I like how my 25-year-old Range Rover has neither of those. Power steering and ABS is all you get.
Technically it does have cruise control, but I've never worked out what kind of road conditions it would be useful for and until I replace a 25-year-old dry-rotted vacuum hose under the bonnet it's not going to control a damn thing.
There is no difference in behavior when switching from FSD to Autopilot or vice versa. And there is never any ambiguity about which is active because it is completely determined by road type which you're obviously aware of while driving.
Yes, FSD is essentially a complete rewrite of Autopilot which will soon replace it for freeway driving too. Autopilot has been available for many years and FSD is new. This accident could have happened years ago and is not evidence of any issue with the new FSD stuff.
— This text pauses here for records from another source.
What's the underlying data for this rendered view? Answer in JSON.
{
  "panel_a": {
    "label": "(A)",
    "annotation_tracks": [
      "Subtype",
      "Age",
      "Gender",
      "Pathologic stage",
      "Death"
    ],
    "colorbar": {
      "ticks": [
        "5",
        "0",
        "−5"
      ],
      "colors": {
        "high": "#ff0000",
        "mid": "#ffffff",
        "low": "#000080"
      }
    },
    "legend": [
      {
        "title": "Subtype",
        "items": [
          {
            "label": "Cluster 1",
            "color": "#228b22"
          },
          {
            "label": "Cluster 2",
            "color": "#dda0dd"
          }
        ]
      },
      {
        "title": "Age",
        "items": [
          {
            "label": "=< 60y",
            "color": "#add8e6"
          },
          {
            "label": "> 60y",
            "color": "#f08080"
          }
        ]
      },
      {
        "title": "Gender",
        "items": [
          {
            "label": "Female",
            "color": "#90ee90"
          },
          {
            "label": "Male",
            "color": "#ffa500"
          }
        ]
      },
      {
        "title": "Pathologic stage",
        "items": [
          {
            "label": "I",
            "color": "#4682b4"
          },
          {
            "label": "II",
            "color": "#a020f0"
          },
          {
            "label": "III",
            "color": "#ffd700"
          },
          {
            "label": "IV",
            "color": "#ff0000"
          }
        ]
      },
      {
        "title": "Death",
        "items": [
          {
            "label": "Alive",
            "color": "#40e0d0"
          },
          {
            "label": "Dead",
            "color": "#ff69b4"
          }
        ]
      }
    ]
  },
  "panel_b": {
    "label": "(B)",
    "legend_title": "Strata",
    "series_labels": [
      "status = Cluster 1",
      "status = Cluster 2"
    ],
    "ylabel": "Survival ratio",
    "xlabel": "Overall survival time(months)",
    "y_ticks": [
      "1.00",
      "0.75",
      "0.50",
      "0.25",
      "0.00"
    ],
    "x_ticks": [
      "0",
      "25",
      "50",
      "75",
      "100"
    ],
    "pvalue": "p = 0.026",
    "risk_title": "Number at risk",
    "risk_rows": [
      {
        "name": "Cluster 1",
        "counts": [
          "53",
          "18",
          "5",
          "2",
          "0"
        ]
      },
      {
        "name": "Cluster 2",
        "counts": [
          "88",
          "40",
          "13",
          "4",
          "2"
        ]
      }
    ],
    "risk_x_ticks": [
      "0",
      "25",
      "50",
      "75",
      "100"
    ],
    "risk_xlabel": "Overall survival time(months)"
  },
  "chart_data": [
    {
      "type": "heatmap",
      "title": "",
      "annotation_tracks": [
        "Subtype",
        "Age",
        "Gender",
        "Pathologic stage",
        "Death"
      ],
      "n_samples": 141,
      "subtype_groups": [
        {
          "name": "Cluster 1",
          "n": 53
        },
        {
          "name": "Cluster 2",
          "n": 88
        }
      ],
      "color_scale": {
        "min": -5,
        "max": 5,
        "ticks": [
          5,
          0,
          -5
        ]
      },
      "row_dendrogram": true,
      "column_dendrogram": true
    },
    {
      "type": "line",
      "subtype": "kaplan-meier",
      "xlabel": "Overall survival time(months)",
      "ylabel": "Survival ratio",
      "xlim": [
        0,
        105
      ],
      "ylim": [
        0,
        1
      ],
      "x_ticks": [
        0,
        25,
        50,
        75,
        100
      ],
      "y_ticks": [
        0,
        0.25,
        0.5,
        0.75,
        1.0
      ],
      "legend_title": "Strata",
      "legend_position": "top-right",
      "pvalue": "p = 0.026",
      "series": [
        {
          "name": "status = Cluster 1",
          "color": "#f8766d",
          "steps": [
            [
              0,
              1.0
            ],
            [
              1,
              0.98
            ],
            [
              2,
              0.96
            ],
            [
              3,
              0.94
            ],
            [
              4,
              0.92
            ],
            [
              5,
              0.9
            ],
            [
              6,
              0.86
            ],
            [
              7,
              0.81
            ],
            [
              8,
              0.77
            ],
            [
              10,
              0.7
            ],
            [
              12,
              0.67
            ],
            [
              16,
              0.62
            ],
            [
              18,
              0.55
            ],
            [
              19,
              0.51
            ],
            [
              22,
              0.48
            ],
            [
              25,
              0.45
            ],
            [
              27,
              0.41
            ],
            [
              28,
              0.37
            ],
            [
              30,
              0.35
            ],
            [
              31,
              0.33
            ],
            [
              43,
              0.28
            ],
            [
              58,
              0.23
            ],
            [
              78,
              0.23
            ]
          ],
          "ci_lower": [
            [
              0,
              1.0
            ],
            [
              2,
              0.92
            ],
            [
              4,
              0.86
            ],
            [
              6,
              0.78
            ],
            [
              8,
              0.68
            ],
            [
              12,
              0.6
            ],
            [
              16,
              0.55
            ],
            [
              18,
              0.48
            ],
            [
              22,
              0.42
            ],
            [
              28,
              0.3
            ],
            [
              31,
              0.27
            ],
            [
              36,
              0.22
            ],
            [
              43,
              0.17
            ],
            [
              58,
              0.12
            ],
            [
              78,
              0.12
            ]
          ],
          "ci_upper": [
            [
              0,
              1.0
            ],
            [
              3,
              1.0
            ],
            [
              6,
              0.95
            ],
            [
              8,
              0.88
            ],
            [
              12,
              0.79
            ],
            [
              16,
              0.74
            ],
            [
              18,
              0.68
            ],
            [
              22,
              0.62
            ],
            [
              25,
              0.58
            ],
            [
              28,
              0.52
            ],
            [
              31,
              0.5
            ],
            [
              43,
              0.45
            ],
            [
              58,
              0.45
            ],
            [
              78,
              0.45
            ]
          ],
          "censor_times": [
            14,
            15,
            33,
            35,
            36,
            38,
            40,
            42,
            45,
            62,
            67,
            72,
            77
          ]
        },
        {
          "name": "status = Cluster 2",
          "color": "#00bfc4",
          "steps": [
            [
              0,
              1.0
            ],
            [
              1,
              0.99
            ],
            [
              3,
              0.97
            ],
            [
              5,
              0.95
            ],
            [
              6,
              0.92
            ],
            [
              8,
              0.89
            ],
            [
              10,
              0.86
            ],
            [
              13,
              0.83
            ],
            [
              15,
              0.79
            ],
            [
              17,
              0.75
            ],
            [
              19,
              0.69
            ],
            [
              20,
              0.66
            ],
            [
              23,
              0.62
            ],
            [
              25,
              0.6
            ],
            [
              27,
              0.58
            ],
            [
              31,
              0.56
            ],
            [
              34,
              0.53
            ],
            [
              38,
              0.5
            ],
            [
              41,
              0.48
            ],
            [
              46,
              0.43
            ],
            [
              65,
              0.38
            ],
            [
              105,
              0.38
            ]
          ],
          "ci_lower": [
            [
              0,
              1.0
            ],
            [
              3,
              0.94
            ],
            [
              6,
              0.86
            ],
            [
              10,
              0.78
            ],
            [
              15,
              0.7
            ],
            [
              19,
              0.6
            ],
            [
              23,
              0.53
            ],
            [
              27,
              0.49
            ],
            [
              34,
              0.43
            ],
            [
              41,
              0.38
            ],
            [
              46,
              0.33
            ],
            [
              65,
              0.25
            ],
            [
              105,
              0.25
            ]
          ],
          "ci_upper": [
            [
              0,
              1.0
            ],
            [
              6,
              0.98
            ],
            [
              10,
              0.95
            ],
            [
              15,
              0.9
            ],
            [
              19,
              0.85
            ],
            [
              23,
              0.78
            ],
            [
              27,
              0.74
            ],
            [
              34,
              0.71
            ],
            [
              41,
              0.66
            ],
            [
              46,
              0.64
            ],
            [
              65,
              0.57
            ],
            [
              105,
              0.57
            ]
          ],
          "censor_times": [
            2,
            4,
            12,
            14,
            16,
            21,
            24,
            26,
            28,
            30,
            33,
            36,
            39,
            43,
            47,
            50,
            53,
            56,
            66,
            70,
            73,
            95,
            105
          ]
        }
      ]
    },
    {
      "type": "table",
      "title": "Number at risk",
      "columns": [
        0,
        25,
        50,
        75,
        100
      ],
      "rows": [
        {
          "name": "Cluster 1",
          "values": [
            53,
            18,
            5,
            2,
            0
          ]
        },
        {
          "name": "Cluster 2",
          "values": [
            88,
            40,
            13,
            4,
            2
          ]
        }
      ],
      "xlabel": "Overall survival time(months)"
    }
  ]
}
They currently operate on disjoint sets of roads, so they can only be roughly compared, and in rough comparison they do not behave differently. Of course if operated on the exact same road (which, again, is currently impossible) their actions would not be the same in every detail, just as different humans or even the same human driving the same road multiple times wouldn't. But that doesn't mean that there's necessarily any consistent difference that would enable a driver to use the information of which one is active to improve their predictions of the car's behavior.